Admission to this course is restricted to second-year BA students in Philosophy enrolled in the BA Plus-traject.
The course will provide a comprehensive overview of the most famous dualisms in the modern Philosophy of Mind. The course aims to develop knowledge and understanding of the main arguments behind each of the positions, explore the central themes in the writings of contemporary philosophers of mind dealing with these topics, and explore the viability of different proposals for thinking about the mind and cognition. The course will further the understanding of the students by situating the mentioned debates in phenomenology and evolutionary psychology.
The student who has successfully completed the course will have the knowledge of:
the main theoretical positions of current philosophers of mind (Fodor, Putnam, Davidson, Churchland, Clark, Chalmers, Nagel Dennett, Noe, Hutto, Gallagher);
how the positions interact (forming dualisms);
the context in which the positions arose (Cartesian dualism, behaviourism, cognitivism);
the main criticisms of these positions;
how the positions in philosophy of mind relate to other types of philosophy (phenomenology) and inform other fields (evolutionary psychology).

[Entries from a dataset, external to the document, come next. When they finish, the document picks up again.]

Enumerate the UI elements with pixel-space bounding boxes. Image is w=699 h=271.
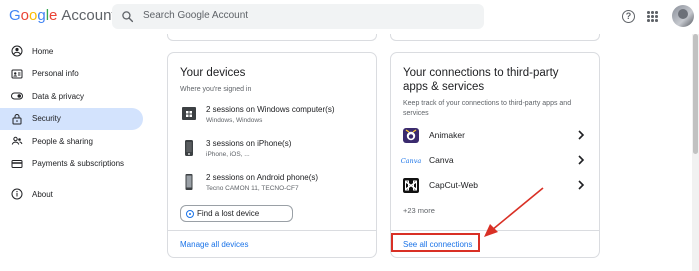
sidebar-item-payments[interactable]: Payments & subscriptions	[0, 153, 143, 176]
people-icon	[11, 135, 23, 147]
devices-card-subtitle: Where you're signed in	[180, 86, 252, 93]
connection-row-canva[interactable]: Canva Canva	[400, 150, 587, 172]
help-icon[interactable]: ?	[622, 10, 635, 23]
connections-card-subtitle-line1: Keep track of your connections to third-…	[403, 100, 572, 107]
sidebar-item-label: About	[32, 189, 53, 199]
account-word: Account	[61, 7, 116, 24]
connection-name: Canva	[429, 155, 454, 165]
lock-icon	[11, 113, 23, 125]
person-circle-icon	[11, 45, 23, 57]
page-scrollbar[interactable]	[692, 34, 699, 271]
android-phone-icon	[185, 174, 193, 190]
devices-card-title: Your devices	[180, 67, 246, 79]
manage-all-devices-link[interactable]: Manage all devices	[180, 240, 248, 249]
sidebar-item-personal-info[interactable]: Personal info	[0, 63, 143, 86]
search-placeholder: Search Google Account	[143, 10, 249, 21]
sidebar-item-about[interactable]: About	[0, 183, 143, 206]
find-lost-device-button[interactable]: Find a lost device	[180, 205, 293, 222]
chevron-right-icon	[578, 155, 585, 165]
card-divider	[168, 230, 376, 231]
sidebar-nav: Home Personal info Data & privacy Securi…	[0, 40, 150, 206]
annotation-arrow-icon	[484, 187, 544, 237]
top-bar: Google Account Search Google Account ?	[0, 0, 699, 34]
device-title: 3 sessions on iPhone(s)	[206, 139, 292, 148]
sidebar-item-security[interactable]: Security	[0, 107, 143, 130]
animaker-logo-icon	[403, 128, 419, 143]
sidebar-item-home[interactable]: Home	[0, 40, 143, 63]
canva-logo-icon: Canva	[400, 156, 422, 165]
highlight-box	[391, 233, 480, 252]
device-row-iphone[interactable]: 3 sessions on iPhone(s) iPhone, iOS, ...	[180, 137, 370, 165]
sidebar-item-label: Payments & subscriptions	[32, 159, 125, 169]
connection-row-animaker[interactable]: Animaker	[403, 125, 587, 147]
info-icon	[11, 188, 23, 200]
sidebar-item-label: Security	[32, 114, 61, 124]
sidebar-item-people-sharing[interactable]: People & sharing	[0, 130, 143, 153]
device-row-windows[interactable]: 2 sessions on Windows computer(s) Window…	[180, 103, 370, 131]
credit-card-icon	[11, 158, 23, 170]
sidebar-item-data-privacy[interactable]: Data & privacy	[0, 85, 143, 108]
avatar[interactable]	[672, 5, 694, 27]
apps-grid-icon[interactable]	[647, 11, 658, 22]
chevron-right-icon	[578, 180, 585, 190]
device-detail: Windows, Windows	[206, 117, 263, 124]
search-icon	[122, 11, 134, 23]
chevron-right-icon	[578, 130, 585, 140]
windows-computer-icon	[182, 107, 196, 120]
connections-card-subtitle-line2: services	[403, 110, 429, 117]
connections-card-title-line2: apps & services	[403, 81, 485, 93]
google-account-logo[interactable]: Google Account	[9, 7, 116, 24]
more-connections-count: +23 more	[403, 206, 435, 215]
locate-icon	[186, 210, 194, 218]
device-detail: iPhone, iOS, ...	[206, 151, 250, 158]
search-input[interactable]: Search Google Account	[112, 4, 484, 29]
sidebar-item-label: People & sharing	[32, 136, 93, 146]
sidebar-item-label: Personal info	[32, 69, 79, 79]
sidebar-item-label: Home	[32, 46, 54, 56]
device-title: 2 sessions on Android phone(s)	[206, 173, 319, 182]
connection-name: Animaker	[429, 130, 465, 140]
find-lost-device-label: Find a lost device	[197, 209, 260, 218]
previous-card-bottom	[167, 34, 377, 41]
previous-card-bottom	[390, 34, 600, 41]
iphone-icon	[185, 140, 193, 156]
scrollbar-thumb[interactable]	[693, 34, 698, 154]
device-detail: Tecno CAMON 11, TECNO-CF7	[206, 185, 299, 192]
devices-card: Your devices Where you're signed in 2 se…	[167, 52, 377, 258]
id-card-icon	[11, 68, 23, 80]
toggle-icon	[11, 90, 23, 102]
connections-card-title-line1: Your connections to third-party	[403, 67, 559, 79]
device-row-android[interactable]: 2 sessions on Android phone(s) Tecno CAM…	[180, 171, 370, 199]
capcut-logo-icon	[403, 178, 419, 193]
device-title: 2 sessions on Windows computer(s)	[206, 105, 335, 114]
sidebar-item-label: Data & privacy	[32, 91, 85, 101]
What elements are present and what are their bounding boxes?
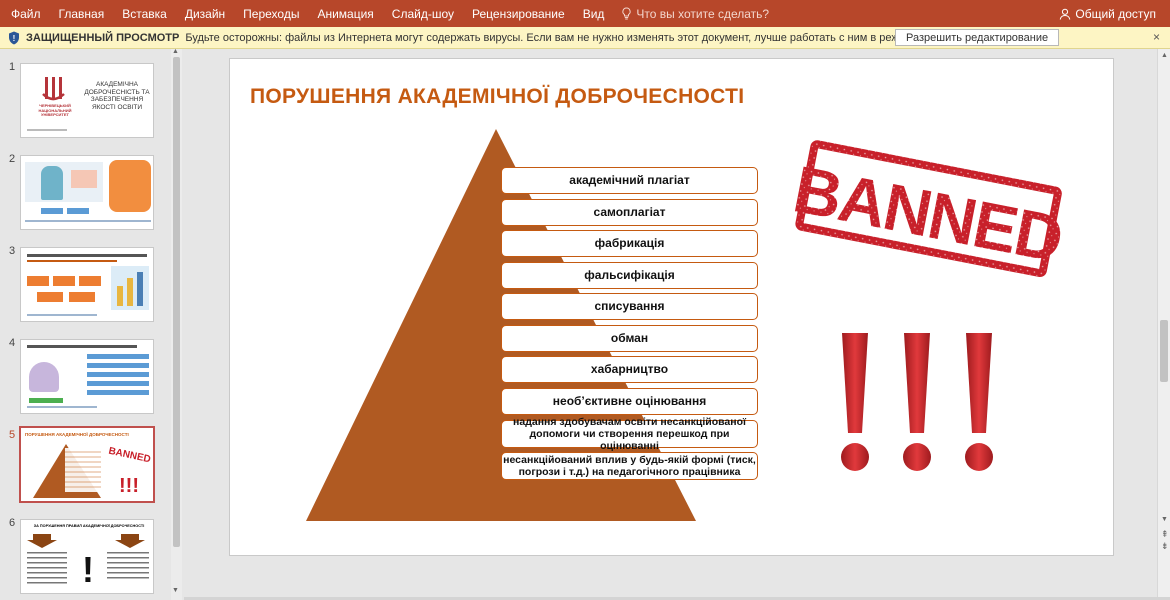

The student who has successfully completed the course will be able to:
critically evaluate the proposals by producing arguments, backed by reasons (based on considering appropriate objections and anticipating possible replies/consequences);
demonstrate knowledge and understanding of the main philosophical proposals about mind and cognition;
develop group presentation skills in tutorials by preparing in small groups Power Point presentations about the assigned reading, as well as practice giving feedback to students who present.
See Collegeroosters Wijsbegeerte 2015-2016, BA Wijsbegeerte (BA Plus-traject), tweede jaar.
Mode of instruction
For the tutorials students will be divided in two groups to have 1 hour of tutorial each week. Every fortnight one group of 2-3 students will run the tutorial session. They will be expected to prepare a short presentation on the reading material and lead the discussions. Other students will be expected to evaluate the presenting students, guided by an evaluation form that will be provided by Blackboard. The group presentations will not be graded. Overall there will be 6 tutorials led by the course leader, 6 tutorials led by the student groups, and 2 tutorials that will focus on preparing the midterm paper and revising for the exam.
Total course load (5 EC x 28 hrs): 140 hours
Attending lectures: 14 × 2 hours = 28 hours
Attending tutorials 14 × 1 hour = 14 hours
Final written exam: 3 hours
Time for studying the compulsory literature: 12 × 5 hours/week) = 60 hours
Group tutorial preparation: 5 hours
Time for writing the midterm paper: 30 hours
Midterm paper (max. 3500 words): 40% of the grade
Final (written) exam: 60% of the grade
The student presentations during the tutorials will not be graded but are a mandatory requirement for taking the exam.
Students can only miss two lectures out of fourteen in order to pass the course. If you miss more, confer with the teacher about possibilities for compensating the missed classes.
One resit will be offered, covering the entire course content. The grade will replace previously earned grades for subtests. Students who have obtained a satisfactory grade for the first examination(s) cannot take the resit.
Class participation and practical assignments (presentations) are mandatory requirements for taking the resit.
Blackboard will be used to provide access to reading material, and to share notes and additional material with students, such as a template of how to give feedback to student presentations, as well as weekly guiding questions to facilitate reading of the assigned material.
Students will be expected to read the assigned material in advance of the relevant lectures. They will be additionally provided with guiding questions that facilitate reading the assigned material.